Key Takeaways
- •RPKIViews repaired 110 rpkispools, processing 190,601 CCRs.
- •Storage reduced from 190 TB to 62.86 GB compressed.
- •CCR format compresses snapshot to ~20 MB versus 1 GB raw.
- •ROA changes occur every ~2 minutes; ASPA changes every ~25 minutes.
- •Repaired data now hosted on JP, EU, and US mirrors.
Pulse Analysis
The Resource Public Key Infrastructure (RPKI) underpins BGP route validation, yet its distributed database grows continuously as certificates, ROAs and ASPA objects are issued worldwide. Researchers need historic snapshots to audit certification authorities and to model routing‑security trends, but a naïve daily backup would consume roughly 1.44 TB per day, quickly becoming untenable. RPKIViews addresses this problem with the rpkispool format, which separates raw objects from deterministic metadata (CCR) and leverages deduplication, Merkle trees and Zstandard compression. The result is a compact, query‑ready archive that can be stored for long‑term analysis at a fraction of the raw size.

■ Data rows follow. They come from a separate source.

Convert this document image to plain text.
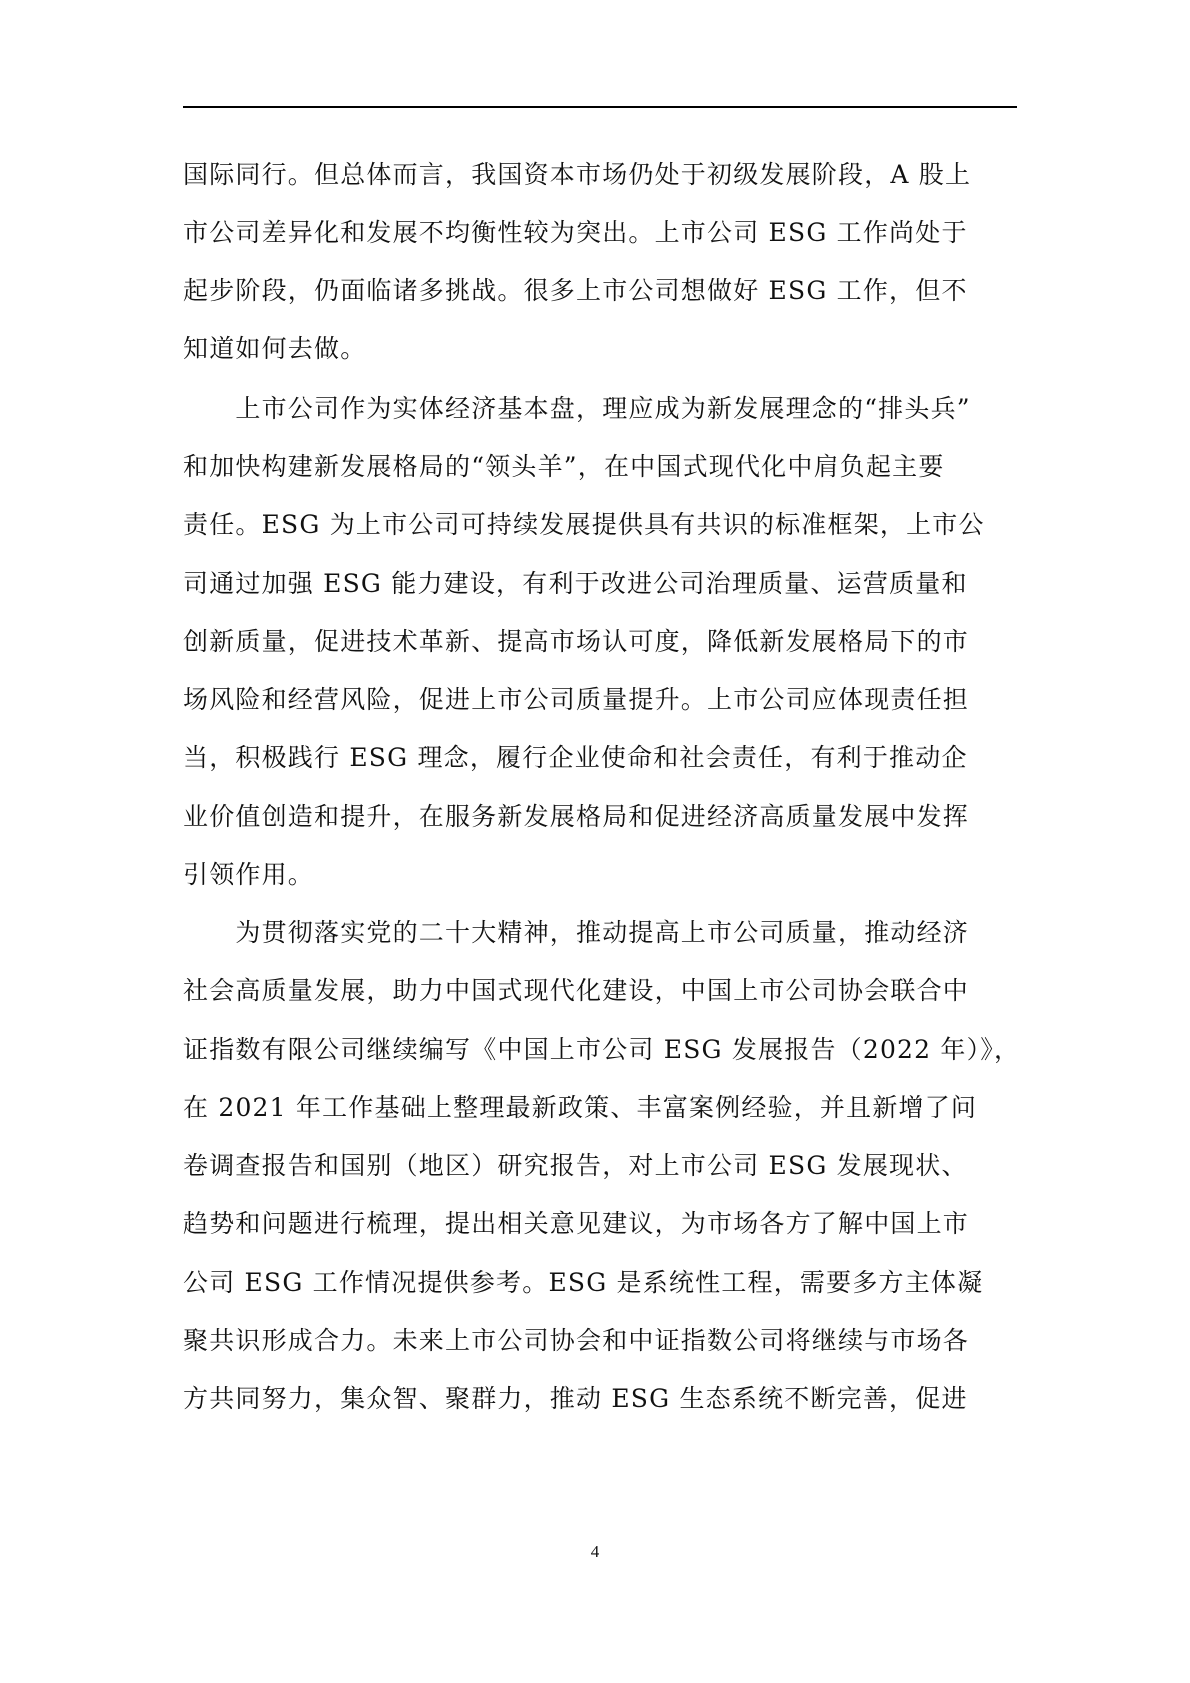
国际同行。但总体而言，我国资本市场仍处于初级发展阶段，A 股上
市公司差异化和发展不均衡性较为突出。上市公司 ESG 工作尚处于
起步阶段，仍面临诸多挑战。很多上市公司想做好 ESG 工作，但不
知道如何去做。
　　上市公司作为实体经济基本盘，理应成为新发展理念的“排头兵”
和加快构建新发展格局的“领头羊”，在中国式现代化中肩负起主要
责任。ESG 为上市公司可持续发展提供具有共识的标准框架，上市公
司通过加强 ESG 能力建设，有利于改进公司治理质量、运营质量和
创新质量，促进技术革新、提高市场认可度，降低新发展格局下的市
场风险和经营风险，促进上市公司质量提升。上市公司应体现责任担
当，积极践行 ESG 理念，履行企业使命和社会责任，有利于推动企
业价值创造和提升，在服务新发展格局和促进经济高质量发展中发挥
引领作用。
　　为贯彻落实党的二十大精神，推动提高上市公司质量，推动经济
社会高质量发展，助力中国式现代化建设，中国上市公司协会联合中
证指数有限公司继续编写《中国上市公司 ESG 发展报告（2022 年）》，
在 2021 年工作基础上整理最新政策、丰富案例经验，并且新增了问
卷调查报告和国别（地区）研究报告，对上市公司 ESG 发展现状、
趋势和问题进行梳理，提出相关意见建议，为市场各方了解中国上市
公司 ESG 工作情况提供参考。ESG 是系统性工程，需要多方主体凝
聚共识形成合力。未来上市公司协会和中证指数公司将继续与市场各
方共同努力，集众智、聚群力，推动 ESG 生态系统不断完善，促进
4
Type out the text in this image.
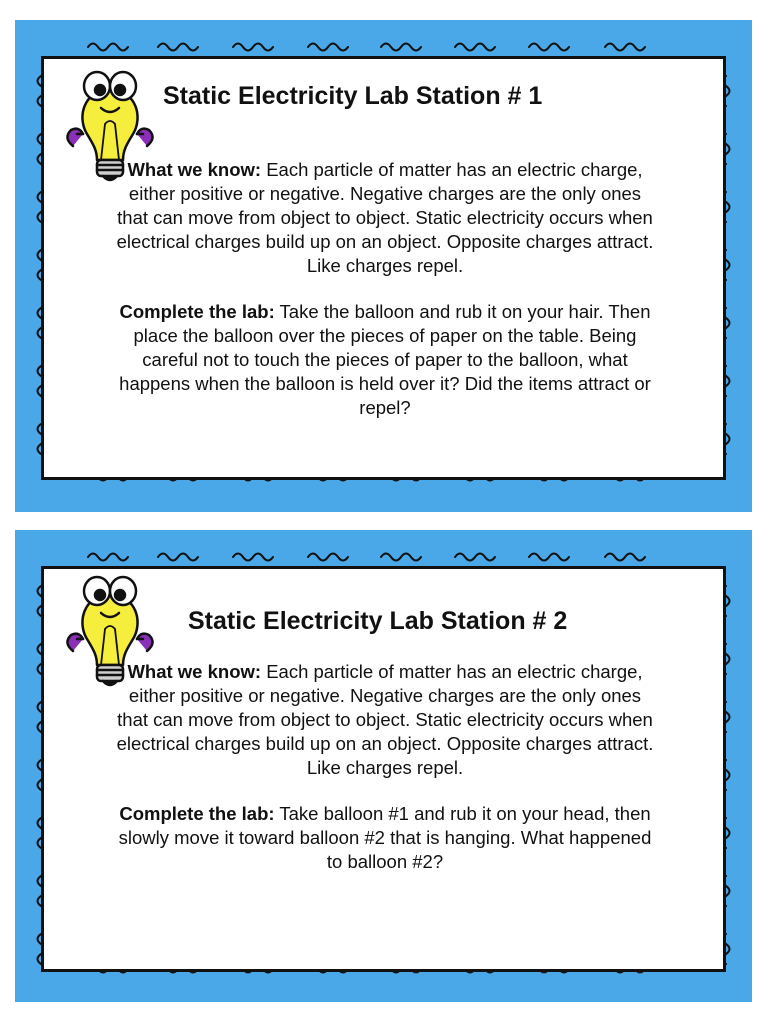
Static Electricity Lab Station # 1

What we know: Each particle of matter has an electric charge, either positive or negative. Negative charges are the only ones that can move from object to object. Static electricity occurs when electrical charges build up on an object. Opposite charges attract. Like charges repel.

Complete the lab: Take the balloon and rub it on your hair. Then place the balloon over the pieces of paper on the table. Being careful not to touch the pieces of paper to the balloon, what happens when the balloon is held over it? Did the items attract or repel?

Static Electricity Lab Station # 2

What we know: Each particle of matter has an electric charge, either positive or negative. Negative charges are the only ones that can move from object to object. Static electricity occurs when electrical charges build up on an object. Opposite charges attract. Like charges repel.

Complete the lab: Take balloon #1 and rub it on your head, then slowly move it toward balloon #2 that is hanging. What happened to balloon #2?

In early 2026 a compatibility issue surfaced: older rpki‑client releases wrote CCR byte strings in reverse order, breaking interoperability with other tools. Job Snijders added a repair routine to the rpkitouch utility and reprocessed the first‑half‑year archives on a 16‑core server. Over two days the team decompressed 110 rpkispools, re‑sorted 190,601 CCRs and recompressed the data, turning 4.37 TB of uncompressed material into 62.86 GB of compressed files—an order‑of‑magnitude reduction compared with the 190 TB a full‑snapshot approach would have required. The repaired pools now reflect accurate state transitions for more than 9.5 million CRLs and nearly 10 million manifest objects.
The cleaned archives are now mirrored in Japan, Europe and the United States, and can be decoded with rpki‑client 9.8+, RIPE NCC’s rpki‑commons library, or converted to JSON for custom analytics. By providing a reliable, space‑efficient historical record, RPKIViews enables security teams to pinpoint abnormal ROA churn—approximately every two minutes—and to study ASPA dynamics, which change roughly every 25 minutes. This level of granularity supports more accurate risk assessments, informs policy development, and encourages broader adoption of RPKI as a cornerstone of Internet routing security.